Estimation of aerodynamic coefficients of a non-slender delta wing under ground effect using artificial intelligence techniques

This work presents machine learning techniques to estimate the aerodynamic coefficients of a 40 degrees swept delta wing under the ground effect. For this purpose, three different approaches including feed-forward neural network (FNN), Elman neural network (ENN) and adaptive neuro-fuzzy interference system (ANFIS) have been used. The optimal configuration of these models was compared with each other, and the best accurate prediction model was determined. In the generated machine learning models, the lift C-L and drag coefficients C-D of the delta wing under the ground proximity of h/c = 0.4 were predicted by using the data of actual C-L and C-D of the delta wing under the ground proximities of h/c = 1, 0.7, 0.55, 0.25 and 0.1. In FNN, ENN and ANFIS models, the angle of attack alpha and ground distance h/c were utilized as input parameters, C-L and C-D as output parameters, separately. Although all three models estimate the C-L and C-D of the delta wing under h/c = 0.4 with very high accuracy, the ENN method predicts the C-L and C-D with much higher accuracy than the FNN and ANFIS models.
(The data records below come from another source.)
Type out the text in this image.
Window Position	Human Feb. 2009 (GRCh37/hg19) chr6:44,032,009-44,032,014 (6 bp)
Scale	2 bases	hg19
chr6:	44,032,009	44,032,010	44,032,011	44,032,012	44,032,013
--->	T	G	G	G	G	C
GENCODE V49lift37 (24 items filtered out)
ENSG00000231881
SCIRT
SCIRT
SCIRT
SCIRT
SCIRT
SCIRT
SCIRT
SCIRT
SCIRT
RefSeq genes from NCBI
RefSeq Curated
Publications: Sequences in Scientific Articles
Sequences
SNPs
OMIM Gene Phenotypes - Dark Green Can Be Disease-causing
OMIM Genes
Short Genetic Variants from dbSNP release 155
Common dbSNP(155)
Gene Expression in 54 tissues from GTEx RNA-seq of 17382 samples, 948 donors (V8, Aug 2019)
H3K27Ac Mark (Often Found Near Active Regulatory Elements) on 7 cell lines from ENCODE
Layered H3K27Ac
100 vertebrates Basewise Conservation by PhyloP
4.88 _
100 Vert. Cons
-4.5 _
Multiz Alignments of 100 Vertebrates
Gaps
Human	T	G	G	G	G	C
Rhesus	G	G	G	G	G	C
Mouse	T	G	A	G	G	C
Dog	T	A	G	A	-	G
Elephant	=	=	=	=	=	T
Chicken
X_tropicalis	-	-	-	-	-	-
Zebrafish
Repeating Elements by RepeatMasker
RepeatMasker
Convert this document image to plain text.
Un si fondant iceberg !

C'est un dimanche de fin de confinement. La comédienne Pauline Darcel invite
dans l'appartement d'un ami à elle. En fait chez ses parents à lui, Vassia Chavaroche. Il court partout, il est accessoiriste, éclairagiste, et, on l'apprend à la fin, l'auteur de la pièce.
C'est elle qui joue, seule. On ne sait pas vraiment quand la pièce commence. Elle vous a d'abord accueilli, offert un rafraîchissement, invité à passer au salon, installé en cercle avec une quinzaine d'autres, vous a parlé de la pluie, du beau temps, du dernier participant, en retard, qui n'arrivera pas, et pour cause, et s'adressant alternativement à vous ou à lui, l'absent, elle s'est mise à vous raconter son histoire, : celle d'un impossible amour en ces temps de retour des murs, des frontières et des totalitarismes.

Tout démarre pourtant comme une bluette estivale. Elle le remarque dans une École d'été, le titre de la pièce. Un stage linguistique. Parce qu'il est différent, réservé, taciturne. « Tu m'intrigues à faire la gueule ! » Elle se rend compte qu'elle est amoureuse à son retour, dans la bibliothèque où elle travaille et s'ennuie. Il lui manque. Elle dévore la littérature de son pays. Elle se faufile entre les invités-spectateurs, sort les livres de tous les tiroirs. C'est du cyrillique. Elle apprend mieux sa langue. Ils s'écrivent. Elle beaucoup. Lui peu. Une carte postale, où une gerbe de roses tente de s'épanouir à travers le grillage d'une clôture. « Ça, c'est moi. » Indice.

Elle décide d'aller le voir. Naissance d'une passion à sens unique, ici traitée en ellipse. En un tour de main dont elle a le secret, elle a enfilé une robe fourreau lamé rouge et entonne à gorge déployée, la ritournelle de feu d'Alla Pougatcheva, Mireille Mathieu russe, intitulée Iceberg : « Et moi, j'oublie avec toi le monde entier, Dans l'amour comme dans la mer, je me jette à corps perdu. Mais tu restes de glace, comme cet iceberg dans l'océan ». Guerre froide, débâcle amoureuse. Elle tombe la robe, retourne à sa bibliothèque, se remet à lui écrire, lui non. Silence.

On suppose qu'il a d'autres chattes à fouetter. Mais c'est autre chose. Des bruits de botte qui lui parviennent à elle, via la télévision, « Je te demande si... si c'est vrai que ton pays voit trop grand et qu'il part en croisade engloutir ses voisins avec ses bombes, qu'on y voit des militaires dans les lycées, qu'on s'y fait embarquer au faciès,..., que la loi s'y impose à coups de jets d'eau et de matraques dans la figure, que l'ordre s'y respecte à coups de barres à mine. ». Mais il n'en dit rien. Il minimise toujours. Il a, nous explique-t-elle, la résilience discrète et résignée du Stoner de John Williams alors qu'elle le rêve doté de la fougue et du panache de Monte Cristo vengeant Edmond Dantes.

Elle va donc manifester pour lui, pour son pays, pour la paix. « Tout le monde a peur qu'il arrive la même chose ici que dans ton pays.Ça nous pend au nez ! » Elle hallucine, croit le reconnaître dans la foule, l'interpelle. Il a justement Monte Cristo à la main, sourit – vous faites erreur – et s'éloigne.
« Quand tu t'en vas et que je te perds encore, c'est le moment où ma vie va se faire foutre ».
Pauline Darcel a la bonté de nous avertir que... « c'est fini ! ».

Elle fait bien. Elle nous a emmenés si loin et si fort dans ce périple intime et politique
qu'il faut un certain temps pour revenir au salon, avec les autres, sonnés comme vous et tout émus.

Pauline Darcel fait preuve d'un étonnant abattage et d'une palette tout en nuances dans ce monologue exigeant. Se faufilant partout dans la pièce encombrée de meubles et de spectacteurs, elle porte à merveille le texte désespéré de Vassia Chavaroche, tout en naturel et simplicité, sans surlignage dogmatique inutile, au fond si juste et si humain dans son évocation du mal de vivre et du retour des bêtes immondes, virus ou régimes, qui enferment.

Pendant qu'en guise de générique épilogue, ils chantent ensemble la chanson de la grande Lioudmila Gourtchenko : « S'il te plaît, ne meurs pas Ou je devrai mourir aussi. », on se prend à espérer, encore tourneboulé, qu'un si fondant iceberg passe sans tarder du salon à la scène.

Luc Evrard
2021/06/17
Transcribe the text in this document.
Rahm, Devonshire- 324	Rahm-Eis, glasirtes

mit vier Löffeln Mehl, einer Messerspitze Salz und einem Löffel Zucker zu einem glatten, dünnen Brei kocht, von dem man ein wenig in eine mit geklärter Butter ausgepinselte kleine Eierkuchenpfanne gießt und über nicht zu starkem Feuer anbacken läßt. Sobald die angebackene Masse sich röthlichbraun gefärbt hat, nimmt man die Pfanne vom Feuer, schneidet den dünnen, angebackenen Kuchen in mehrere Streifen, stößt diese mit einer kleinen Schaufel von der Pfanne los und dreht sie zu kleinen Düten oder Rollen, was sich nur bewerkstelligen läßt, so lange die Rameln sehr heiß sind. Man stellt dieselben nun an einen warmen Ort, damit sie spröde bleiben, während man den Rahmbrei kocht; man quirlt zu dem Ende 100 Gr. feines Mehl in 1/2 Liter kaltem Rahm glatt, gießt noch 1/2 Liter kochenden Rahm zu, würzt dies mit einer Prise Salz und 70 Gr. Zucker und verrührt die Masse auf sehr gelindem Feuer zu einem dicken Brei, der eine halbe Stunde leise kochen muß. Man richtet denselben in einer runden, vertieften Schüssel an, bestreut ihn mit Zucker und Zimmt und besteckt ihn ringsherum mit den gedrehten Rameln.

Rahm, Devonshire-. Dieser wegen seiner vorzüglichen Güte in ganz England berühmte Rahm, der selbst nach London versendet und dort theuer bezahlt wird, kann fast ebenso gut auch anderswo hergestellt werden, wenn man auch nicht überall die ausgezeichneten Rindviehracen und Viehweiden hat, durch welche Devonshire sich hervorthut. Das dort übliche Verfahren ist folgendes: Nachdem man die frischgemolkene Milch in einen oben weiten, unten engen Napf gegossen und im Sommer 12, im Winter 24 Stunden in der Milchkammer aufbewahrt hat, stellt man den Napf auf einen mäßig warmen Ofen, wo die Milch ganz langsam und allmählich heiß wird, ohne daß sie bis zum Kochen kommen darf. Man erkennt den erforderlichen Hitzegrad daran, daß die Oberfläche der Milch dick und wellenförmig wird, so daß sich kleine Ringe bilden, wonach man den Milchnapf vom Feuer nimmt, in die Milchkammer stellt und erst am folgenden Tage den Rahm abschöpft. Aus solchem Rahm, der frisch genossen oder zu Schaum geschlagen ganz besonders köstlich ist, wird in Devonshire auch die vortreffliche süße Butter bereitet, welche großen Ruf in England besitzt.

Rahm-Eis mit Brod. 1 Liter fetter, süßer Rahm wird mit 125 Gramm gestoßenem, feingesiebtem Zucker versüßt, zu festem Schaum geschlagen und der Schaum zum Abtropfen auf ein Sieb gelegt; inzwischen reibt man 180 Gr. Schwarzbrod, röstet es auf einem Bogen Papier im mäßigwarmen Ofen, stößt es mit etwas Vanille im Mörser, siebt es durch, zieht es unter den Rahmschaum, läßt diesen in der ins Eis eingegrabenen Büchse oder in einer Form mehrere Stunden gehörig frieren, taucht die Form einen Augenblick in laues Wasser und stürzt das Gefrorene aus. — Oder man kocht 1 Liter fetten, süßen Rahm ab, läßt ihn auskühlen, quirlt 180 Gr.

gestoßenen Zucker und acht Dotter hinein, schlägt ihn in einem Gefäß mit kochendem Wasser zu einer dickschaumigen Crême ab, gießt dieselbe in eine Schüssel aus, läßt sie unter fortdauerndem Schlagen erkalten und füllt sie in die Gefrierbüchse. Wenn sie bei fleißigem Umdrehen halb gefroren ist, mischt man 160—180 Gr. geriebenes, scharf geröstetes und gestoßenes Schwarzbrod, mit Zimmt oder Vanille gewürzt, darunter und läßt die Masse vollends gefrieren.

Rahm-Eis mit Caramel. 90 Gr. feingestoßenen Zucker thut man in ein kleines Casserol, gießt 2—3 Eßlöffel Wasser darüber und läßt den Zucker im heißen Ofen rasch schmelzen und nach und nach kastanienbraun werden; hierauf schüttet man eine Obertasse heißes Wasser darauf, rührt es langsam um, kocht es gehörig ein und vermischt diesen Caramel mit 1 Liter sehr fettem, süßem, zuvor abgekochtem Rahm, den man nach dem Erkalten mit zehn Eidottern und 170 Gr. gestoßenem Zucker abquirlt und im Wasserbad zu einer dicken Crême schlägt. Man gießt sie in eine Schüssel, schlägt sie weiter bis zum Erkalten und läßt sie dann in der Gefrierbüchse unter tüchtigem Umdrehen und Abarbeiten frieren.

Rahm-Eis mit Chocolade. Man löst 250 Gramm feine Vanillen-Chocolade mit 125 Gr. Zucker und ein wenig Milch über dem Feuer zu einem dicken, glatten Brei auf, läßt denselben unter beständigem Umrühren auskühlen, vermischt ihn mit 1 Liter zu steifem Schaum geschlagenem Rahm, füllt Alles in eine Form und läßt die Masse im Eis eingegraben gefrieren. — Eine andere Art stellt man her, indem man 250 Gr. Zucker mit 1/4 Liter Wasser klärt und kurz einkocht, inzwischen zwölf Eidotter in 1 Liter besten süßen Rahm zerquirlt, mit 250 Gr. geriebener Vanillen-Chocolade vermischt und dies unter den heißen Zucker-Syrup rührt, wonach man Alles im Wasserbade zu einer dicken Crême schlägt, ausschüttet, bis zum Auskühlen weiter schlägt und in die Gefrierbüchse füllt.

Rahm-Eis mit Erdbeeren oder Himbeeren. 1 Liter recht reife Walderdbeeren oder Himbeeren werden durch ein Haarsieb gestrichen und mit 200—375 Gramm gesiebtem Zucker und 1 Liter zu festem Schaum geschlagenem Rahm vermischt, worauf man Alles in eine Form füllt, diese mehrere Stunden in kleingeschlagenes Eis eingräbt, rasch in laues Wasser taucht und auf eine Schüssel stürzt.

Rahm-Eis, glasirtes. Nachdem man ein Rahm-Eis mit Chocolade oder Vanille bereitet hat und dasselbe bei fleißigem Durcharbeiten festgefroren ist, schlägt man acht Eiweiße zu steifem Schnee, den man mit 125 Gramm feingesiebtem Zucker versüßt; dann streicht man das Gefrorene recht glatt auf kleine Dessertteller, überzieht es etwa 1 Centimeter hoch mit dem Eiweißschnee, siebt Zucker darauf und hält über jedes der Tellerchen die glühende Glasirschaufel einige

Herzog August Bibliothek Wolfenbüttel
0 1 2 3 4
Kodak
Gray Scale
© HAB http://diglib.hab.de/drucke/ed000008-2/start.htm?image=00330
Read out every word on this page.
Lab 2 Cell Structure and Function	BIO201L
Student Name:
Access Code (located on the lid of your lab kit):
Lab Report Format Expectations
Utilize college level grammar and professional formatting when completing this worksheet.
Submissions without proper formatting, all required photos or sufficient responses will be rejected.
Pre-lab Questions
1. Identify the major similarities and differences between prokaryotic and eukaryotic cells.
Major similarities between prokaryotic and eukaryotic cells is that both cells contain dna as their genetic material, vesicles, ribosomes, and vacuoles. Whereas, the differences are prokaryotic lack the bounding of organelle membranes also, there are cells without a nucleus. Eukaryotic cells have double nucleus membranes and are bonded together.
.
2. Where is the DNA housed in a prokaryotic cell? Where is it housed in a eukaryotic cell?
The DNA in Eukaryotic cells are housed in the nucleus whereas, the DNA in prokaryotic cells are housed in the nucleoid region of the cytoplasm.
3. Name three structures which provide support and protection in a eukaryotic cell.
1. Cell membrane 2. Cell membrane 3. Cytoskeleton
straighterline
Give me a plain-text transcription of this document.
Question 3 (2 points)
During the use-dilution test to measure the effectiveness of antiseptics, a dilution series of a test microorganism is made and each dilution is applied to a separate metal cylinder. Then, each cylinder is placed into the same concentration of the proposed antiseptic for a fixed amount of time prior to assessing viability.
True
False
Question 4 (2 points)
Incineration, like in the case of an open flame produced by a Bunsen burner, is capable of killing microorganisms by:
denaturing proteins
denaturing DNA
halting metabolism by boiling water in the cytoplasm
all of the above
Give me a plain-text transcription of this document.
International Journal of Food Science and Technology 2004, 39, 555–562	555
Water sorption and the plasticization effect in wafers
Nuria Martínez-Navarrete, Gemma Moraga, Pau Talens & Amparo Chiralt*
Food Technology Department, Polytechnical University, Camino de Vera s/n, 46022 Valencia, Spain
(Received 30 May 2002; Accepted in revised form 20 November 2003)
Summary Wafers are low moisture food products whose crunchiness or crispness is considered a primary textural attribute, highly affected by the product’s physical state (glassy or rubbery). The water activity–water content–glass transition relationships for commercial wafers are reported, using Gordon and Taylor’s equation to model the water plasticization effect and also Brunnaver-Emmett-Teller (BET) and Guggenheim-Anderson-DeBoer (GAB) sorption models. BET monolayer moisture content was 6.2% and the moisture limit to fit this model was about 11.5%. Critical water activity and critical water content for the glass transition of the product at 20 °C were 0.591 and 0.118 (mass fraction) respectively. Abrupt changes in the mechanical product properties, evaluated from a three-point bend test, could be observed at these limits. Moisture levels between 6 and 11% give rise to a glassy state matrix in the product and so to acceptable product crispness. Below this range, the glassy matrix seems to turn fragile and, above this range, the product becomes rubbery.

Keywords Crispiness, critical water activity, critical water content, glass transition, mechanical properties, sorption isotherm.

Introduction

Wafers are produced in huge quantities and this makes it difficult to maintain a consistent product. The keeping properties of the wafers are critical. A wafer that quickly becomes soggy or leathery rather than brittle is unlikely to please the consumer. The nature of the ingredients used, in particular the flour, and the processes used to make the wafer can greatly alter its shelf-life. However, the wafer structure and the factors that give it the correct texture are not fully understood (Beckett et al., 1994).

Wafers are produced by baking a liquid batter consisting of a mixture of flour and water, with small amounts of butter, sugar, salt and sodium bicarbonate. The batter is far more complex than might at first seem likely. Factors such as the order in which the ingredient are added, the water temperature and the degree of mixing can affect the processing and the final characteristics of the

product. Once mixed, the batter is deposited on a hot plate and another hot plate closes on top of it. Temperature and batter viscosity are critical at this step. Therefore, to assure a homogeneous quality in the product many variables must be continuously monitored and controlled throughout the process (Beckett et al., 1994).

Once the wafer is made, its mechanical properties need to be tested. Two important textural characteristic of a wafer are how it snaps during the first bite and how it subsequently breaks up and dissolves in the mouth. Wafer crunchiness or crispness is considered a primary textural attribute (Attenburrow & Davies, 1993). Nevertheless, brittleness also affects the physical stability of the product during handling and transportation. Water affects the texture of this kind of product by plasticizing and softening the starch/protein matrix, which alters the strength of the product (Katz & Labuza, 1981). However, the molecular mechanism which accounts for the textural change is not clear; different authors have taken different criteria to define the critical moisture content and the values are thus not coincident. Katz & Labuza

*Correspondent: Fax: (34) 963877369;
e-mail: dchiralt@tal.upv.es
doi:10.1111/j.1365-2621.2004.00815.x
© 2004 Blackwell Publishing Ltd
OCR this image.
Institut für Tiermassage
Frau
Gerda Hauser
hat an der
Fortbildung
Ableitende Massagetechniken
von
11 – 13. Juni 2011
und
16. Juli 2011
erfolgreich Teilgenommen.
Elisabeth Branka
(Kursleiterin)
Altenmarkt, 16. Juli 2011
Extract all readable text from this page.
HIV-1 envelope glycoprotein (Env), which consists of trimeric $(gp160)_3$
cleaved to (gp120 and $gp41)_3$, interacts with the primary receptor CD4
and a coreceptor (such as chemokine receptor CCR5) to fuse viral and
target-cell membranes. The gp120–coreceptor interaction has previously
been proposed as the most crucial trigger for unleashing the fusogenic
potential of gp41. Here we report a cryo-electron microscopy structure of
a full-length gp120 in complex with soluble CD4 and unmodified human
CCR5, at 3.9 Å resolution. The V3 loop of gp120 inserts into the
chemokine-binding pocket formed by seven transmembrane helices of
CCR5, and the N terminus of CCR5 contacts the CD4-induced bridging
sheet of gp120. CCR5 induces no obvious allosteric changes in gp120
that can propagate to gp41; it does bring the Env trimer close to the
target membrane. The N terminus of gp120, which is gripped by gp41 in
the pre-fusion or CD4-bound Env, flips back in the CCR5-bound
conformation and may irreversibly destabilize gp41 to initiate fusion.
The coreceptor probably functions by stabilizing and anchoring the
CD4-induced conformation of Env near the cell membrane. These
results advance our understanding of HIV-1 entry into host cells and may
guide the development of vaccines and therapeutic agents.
For the estimation of C-L, while optimal configuration of ENN resulted in 1.0709% MAPE, 0.00595 RMSE and 0.00504 MAE, the best configurations of FNN and ANFIS end up with the results of 1.172% and 1.1028% MAPE, 0.00786 and 0.0071 RMSE, 0.00593 and 0.0054 MAE, respectively. Thus, results show that the developed FNN, ENN and ANFIS models can be accurately employed to forecast the aerodynamic coefficients of the delta wing under ground effect without the need of for many experimental measurements that causes extra time, labor and experimental costs.